Project #3– Topic Modeling and Visualization
March 28, 2019
In machine learning and natural language processing, a topic model is a type of statistical model for discovering the abstract “topics” that occur in a collection of documents. Topic modeling is a frequently used text-mining tool for discovery of hidden semantic structures in a text body. Intuitively, given that a document is about a particular topic, one would expect particular words to appear in the document more or less frequently. The “topics” produced by topic modeling techniques are clusters of similar words. A topic model captures this intuition in a mathematical framework, which allows examining a set of documents and discovering, based on the statistics of the words in each, what the topics might be and what each document’s balance of topics is.
It was a little difficult for me utilizing this tool towards my corpus. My corpus is Comparing Countries and some of the texts are written in different languages. Therefore, some of the topics were words in different languages that I could not understand. I immediately thought to google the translations. Some words I was able to get a translation and, others I was not. Some words I received translations for and they were for languages that I would not think that I would get such as, Arabic. When I look and read the list of Topics I am able to understand how some of the topics and, words may be grouped together but, other time I really am not. I’m not sure if honestly my corpus is the best example to use for Topic Modeling since it is involving other languages.

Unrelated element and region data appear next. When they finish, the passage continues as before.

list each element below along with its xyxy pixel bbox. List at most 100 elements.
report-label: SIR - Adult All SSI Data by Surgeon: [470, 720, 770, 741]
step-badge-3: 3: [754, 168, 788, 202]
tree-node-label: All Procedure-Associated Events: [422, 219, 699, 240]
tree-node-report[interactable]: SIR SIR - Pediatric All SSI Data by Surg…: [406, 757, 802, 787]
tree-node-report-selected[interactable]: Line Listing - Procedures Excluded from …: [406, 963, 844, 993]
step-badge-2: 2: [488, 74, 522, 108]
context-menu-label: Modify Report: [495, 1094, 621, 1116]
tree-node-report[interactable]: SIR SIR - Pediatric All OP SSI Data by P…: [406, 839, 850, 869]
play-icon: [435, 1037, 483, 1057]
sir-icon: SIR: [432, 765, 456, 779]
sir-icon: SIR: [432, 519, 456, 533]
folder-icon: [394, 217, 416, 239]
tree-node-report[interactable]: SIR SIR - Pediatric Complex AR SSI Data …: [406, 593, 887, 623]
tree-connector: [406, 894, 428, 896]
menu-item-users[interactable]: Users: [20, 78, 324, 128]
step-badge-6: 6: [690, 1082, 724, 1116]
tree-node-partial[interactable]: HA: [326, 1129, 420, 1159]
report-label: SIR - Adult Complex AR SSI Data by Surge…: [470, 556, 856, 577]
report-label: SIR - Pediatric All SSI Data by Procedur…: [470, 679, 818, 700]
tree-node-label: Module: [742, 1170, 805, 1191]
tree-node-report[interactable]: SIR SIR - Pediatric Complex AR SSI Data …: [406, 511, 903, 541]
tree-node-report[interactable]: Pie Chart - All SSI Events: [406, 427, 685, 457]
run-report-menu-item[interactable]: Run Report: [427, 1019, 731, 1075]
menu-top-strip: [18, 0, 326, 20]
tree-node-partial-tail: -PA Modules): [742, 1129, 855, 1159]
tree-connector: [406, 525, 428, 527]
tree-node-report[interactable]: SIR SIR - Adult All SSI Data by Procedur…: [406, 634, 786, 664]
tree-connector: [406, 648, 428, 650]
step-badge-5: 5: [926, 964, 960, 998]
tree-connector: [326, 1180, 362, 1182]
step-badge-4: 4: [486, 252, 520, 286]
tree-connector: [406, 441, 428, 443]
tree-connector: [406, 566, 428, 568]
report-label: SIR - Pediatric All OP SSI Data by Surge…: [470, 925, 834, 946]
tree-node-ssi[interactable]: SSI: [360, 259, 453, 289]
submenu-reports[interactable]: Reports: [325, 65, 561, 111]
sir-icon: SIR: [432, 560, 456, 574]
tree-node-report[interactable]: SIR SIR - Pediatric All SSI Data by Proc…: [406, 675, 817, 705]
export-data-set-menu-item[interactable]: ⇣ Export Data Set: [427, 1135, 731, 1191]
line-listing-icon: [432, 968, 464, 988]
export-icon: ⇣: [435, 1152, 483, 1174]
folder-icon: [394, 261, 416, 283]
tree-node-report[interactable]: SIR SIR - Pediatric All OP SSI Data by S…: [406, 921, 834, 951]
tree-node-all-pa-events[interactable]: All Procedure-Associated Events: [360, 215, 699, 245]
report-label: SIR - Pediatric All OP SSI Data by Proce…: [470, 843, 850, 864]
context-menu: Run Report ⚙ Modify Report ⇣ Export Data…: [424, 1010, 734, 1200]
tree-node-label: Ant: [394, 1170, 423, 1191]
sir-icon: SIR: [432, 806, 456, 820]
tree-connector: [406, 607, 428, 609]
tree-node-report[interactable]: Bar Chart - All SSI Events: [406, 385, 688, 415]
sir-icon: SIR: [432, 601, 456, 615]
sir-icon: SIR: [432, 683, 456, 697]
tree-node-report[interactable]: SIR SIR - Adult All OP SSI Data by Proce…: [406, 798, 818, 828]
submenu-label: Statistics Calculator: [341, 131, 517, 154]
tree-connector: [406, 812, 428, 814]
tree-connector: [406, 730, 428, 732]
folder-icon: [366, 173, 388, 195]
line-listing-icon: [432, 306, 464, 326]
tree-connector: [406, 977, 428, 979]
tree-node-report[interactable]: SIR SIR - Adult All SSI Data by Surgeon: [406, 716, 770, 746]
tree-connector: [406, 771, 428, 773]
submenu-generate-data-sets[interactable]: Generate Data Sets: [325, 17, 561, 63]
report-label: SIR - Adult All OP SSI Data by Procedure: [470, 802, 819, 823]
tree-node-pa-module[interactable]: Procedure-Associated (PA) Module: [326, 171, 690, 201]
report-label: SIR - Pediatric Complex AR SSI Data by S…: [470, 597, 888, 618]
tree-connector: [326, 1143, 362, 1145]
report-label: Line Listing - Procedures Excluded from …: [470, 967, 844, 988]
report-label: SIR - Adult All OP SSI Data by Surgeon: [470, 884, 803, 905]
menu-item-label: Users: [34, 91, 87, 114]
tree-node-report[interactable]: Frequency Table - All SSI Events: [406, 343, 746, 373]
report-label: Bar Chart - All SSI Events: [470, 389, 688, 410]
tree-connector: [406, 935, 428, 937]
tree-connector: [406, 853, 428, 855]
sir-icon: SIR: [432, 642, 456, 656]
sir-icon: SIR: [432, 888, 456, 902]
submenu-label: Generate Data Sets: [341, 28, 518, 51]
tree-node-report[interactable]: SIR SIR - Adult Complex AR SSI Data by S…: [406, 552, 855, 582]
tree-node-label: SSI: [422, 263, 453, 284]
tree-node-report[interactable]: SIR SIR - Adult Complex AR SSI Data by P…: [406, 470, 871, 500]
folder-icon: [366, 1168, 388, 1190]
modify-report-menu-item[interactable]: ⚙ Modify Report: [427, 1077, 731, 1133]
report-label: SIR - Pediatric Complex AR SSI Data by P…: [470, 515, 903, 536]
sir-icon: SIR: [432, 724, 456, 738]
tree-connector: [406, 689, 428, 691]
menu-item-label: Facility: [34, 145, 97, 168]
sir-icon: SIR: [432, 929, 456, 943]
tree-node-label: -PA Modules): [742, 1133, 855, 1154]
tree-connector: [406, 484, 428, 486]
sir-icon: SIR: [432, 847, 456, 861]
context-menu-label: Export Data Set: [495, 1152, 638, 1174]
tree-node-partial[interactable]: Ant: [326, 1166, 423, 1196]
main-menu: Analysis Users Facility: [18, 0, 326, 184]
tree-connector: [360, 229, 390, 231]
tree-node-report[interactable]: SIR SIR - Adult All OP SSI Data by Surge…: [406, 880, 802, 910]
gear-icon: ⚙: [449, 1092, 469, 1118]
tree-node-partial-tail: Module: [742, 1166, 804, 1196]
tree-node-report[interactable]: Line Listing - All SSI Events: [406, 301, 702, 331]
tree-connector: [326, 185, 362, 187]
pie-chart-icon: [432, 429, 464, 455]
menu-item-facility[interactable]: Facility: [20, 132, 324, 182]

However, overall looking at the topics that were provided I can understand why these were chosen since the genre I chose was Fiction for all countries. For example some words that I would think are more common in fiction texts are; Madame, Don, King, and love. Some words made sense that they were grouped together. For instance on one group there were words like; Anne, Mrs., miss, Mr., Marilla (Spanish version of her), Diana. So these are all words that say to me we are talking about people, mostly woman. But then in that exact same group also that’s in there is the word “good.” That was honestly driving me crazy. I did not understand how the word good can be in the same group as these other words.
I also tried to use other graphs that were offered on the website. I stuck with the pie chart option because honestly it’s the easiest for me to understand. Also, in my laptop at home I had all the tools but, I was not able to make the graphs online. I was not able to because when I logged on the website not all the contributions or topics were popping up for me. I ended up having to wait until I was able to use the school’s laptop to complete the project. Other than the complications, the topic modeling tool is super easy to navigate and, doing the graphs was an even easier task for me. To be honest I just feel when it’s my home laptop and with my corpus as stated before it makes things a bit more complicated. But none of the things are hard or complicated for me to do. However, the other graph visualizations were difficult for me to understand.
Another thing that I really couldn’t figure out is for the Topic Modeling some words kept repeating themselves which I did not understand why. I went back to my corpus to see if maybe I did something wrong and I even went to the IT desk at school and they said everything looked fine. So I honestly was not sure if that was normal or, not. Other than that everything seemed pretty good. Compared to everything that was previously learned I know I grasped on this topic faster than the other ones that were previously introduced to us. I thought the pie chart was in fact helpful because I was able to see why certain texts were grouped together.